Göran Tunström disparu le 05 février 2 000 à l’âge de 62 ans mérite de figurer parmi les Immortels.

Solveig, soprano qui doit chanter dans l’Oratorio de Noël à Sunne, n’arrivera jamais à destination. Les destins de son mari Aron, de son fils Sidner, puis de son petit-fils Victor vont se déployer, s’orchestrer à la manière d’un Oratorio dans un récit ample et polyphonique. Selon l’encyclopédie La rousse, « Les traits dominants des oratorios allemands restent […]la prééminence du commentaire sur l’action, l’intériorisation du drame vécu par la conscience du chrétien. »

A l’origine du drame est ce chant qui n’aura pas lieu, cette femme qui ne parviendra pas a délivrer son chant, et dont la voix féminine sera sans cesse reprise dans un motif subissant à chaque fois d’importantes variations : Fanny que ses rêves tiennent loin de la vie et de l’amour, Tessa qui « a lu trop de livres » que des espoirs démesurés conduiront à la folie.

Les hommes dans ce livre sont tout attente, car « Pour Aron tout avait été fermé avant qu’il la rencontre, le monde n’avait pas voulu de lui. […] Il l’avait vue forcer les choses une par une, les rendre riches, étincelantes de significations. Il s’était installé dans le monde des mots. »

Les femmes sont des initiatrices qui donnent leurs rêves aux hommes : « Pour le rêve de Fanny il était devenu père. Pour le rêve de Tessa, il avait appris l’anglais et atterri à l’autre bout de la terre ». Les femmes sont celles dont les mots font advenir des mondes.

Sidner au désespoir confie à son journal : « Parmi toutes les voix qui parlent en moi, je reconnais parfois la mienne. Elle est néanmoins encore si faible et fatiguée d’essayer de se faire entendre au milieu du vacarme que soulèvent les autres. Je me suis vendu au sommeil et au silence. »

Qu’est-ce que l’amour, sinon « une conversation possible »? Tessa qui rêve d’entamer cette conversation pour la première fois avec un homme, sent que « Les mots gonflent, enflent dans ma bouche »

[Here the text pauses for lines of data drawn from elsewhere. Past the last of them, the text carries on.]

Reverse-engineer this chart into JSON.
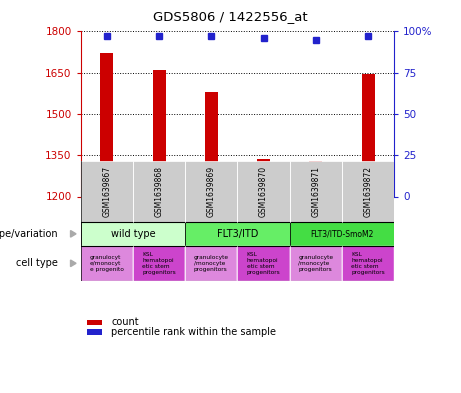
{
  "title": "GDS5806 / 1422556_at",
  "samples": [
    "GSM1639867",
    "GSM1639868",
    "GSM1639869",
    "GSM1639870",
    "GSM1639871",
    "GSM1639872"
  ],
  "counts": [
    1720,
    1660,
    1580,
    1335,
    1330,
    1645
  ],
  "percentiles": [
    97,
    97,
    97,
    96,
    95,
    97
  ],
  "ylim_left": [
    1200,
    1800
  ],
  "ylim_right": [
    0,
    100
  ],
  "yticks_left": [
    1200,
    1350,
    1500,
    1650,
    1800
  ],
  "yticks_right": [
    0,
    25,
    50,
    75,
    100
  ],
  "bar_color": "#cc0000",
  "dot_color": "#2222cc",
  "left_axis_color": "#cc0000",
  "right_axis_color": "#2222cc",
  "genotype_groups": [
    {
      "label": "wild type",
      "start": 0,
      "end": 2,
      "color": "#ccffcc"
    },
    {
      "label": "FLT3/ITD",
      "start": 2,
      "end": 4,
      "color": "#66ee66"
    },
    {
      "label": "FLT3/ITD-SmoM2",
      "start": 4,
      "end": 6,
      "color": "#44dd44"
    }
  ],
  "cell_types": [
    {
      "label": "granulocyt\ne/monocyt\ne progenito",
      "color": "#dd88dd"
    },
    {
      "label": "KSL\nhematopoi\netic stem\nprogenitors",
      "color": "#cc44cc"
    },
    {
      "label": "granulocyte\n/monocyte\nprogenitors",
      "color": "#dd88dd"
    },
    {
      "label": "KSL\nhematopoi\netic stem\nprogenitors",
      "color": "#cc44cc"
    },
    {
      "label": "granulocyte\n/monocyte\nprogenitors",
      "color": "#dd88dd"
    },
    {
      "label": "KSL\nhematopoi\netic stem\nprogenitors",
      "color": "#cc44cc"
    }
  ],
  "legend_count_color": "#cc0000",
  "legend_pct_color": "#2222cc",
  "sample_box_color": "#cccccc",
  "genotype_label": "genotype/variation",
  "celltype_label": "cell type"
}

Et Selma Lagerlöf figure tutélaire de son livre, vieille déjà, confie :

«Tu voulais savoir comment c’est d’écrire un livre. C’est fatiguant! C’est comme s’obliger à traverser un désert: de longues étapes sans une seule goutte d’eau, sans un arbre sous lequel se reposer. Puis tu arrives dans une oasis : le langage coule à flots, chaque feuille s’ouvre, tout veut devenir poésie. Écoute-les, elles chantent maintenant! Et le stylo vole sur le papier, tu te retrouves dans une sorte de tropiques des sentiments. Et pense à tout ce qu’un seul être saisit avec ses yeux, à combien chacun de ses gestes est chargé de passé, d’un avenir inconnu, et à cette fragilité douloureuse que peut être celle du présent: comme une fragile touffe de linnée boréale coincée entre deux rochers en mouvement.»

J ne sais si quelqu’un lira cet article jusqu’au bout mais il me semble utile de répéter que la langue de Göran Tunström traduite par Marc de Gouvenain et Lena Grumbach est une musique, la plus belle qui soit…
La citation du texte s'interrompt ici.